In my grandfather's wardrobe sat five little boxes. each one no bigger than a ring box, but made from stiff brown cardboard.

They'd been kept safe, in amongst the handkerchiefs and silk ties and yet upon opening them, they seems so out of place, and consequently so much more elusive.

Each one had a single word scrawled upon the lid. A French word, some instantly recognisable, others less so, until I saw the contents. Then they too made sense, the French word for the type of animal within.

For within each box was a miniature animal accompanied by 4 smaller ones made in pastel shades of a frosted glass.


Where were they from?
The style did not look to be at all Australian, but more reminiscent of the colours and textures I associated with Egypt. And the animals had Egyptian associations too. But that was just my educated guess. I had no affirmation that this was their true origin.

And if they were from Egypt, then which era? My Great Grandmother's, my Grandfather's or far more recently when Granddad had revisited Alexandria and expressed his disappointment at the extreme change since his day?


Who's were they?
They were not stored with my Grandmother's possessions, in amongst her remaining hats and gloves, or secreted away in the glory box with other possessions of sentiment or value.


Were they my Grandfather's mother's? A sentimental reminder of her husband, or of life in Egypt? But if so, why were they stored in such an intimate and unusual location?


What is their connection?
Were they kept separately because they had sentimental value for my grandfather?
A memory from his childhood home, of his father, his mother, an event?
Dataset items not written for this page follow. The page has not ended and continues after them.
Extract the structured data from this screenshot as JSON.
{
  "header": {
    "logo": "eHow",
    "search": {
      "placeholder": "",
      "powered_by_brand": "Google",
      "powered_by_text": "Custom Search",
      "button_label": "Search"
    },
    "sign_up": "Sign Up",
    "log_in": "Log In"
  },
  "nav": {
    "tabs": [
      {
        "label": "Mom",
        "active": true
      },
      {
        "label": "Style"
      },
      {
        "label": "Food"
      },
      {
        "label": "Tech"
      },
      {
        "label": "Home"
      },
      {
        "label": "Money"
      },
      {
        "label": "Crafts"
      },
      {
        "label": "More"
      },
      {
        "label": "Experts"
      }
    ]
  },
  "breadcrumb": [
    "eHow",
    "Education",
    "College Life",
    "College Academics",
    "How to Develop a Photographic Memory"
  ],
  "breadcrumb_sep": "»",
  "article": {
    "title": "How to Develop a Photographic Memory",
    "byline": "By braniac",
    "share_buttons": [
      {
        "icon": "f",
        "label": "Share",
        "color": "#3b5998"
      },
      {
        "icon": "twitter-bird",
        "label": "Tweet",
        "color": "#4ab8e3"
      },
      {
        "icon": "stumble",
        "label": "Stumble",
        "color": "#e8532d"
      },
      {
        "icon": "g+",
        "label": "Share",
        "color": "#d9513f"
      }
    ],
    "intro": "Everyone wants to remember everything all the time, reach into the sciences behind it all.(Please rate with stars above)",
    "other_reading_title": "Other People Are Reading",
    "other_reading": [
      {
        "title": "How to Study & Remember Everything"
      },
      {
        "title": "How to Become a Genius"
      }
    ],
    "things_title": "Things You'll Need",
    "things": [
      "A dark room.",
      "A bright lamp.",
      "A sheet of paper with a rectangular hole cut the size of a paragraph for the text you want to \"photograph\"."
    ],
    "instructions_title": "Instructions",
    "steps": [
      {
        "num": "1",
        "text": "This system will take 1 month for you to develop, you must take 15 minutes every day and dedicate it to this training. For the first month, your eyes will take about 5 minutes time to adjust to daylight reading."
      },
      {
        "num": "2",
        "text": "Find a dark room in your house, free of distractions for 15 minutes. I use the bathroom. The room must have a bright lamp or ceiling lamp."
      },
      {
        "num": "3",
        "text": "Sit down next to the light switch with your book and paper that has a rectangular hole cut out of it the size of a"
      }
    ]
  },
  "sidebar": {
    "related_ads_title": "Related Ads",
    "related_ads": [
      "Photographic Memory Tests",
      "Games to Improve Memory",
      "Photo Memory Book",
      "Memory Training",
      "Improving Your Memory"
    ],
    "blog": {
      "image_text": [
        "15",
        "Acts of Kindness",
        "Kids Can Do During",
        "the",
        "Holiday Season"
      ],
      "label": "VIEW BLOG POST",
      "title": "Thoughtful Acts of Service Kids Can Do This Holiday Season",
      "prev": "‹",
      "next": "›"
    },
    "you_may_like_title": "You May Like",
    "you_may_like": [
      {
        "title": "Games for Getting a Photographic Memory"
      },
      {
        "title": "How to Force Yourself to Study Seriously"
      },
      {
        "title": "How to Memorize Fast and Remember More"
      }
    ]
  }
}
Were they the first present he gave my grandmother back in the early days of their courtship and he kept them because she'd kept them?
Were they a present he never gave her? Never gave someone(s)?


 What ever their providence, their history, their connection, their meaning, this minute menagerie is sweet, delicate and so well preserved given their fragility.


They are unlike anything I expected to find, and anything I've seen on my own travels, as though bigger is now better and these are just 'quaint', a term that seems to have not all too positive associations with a bygone era.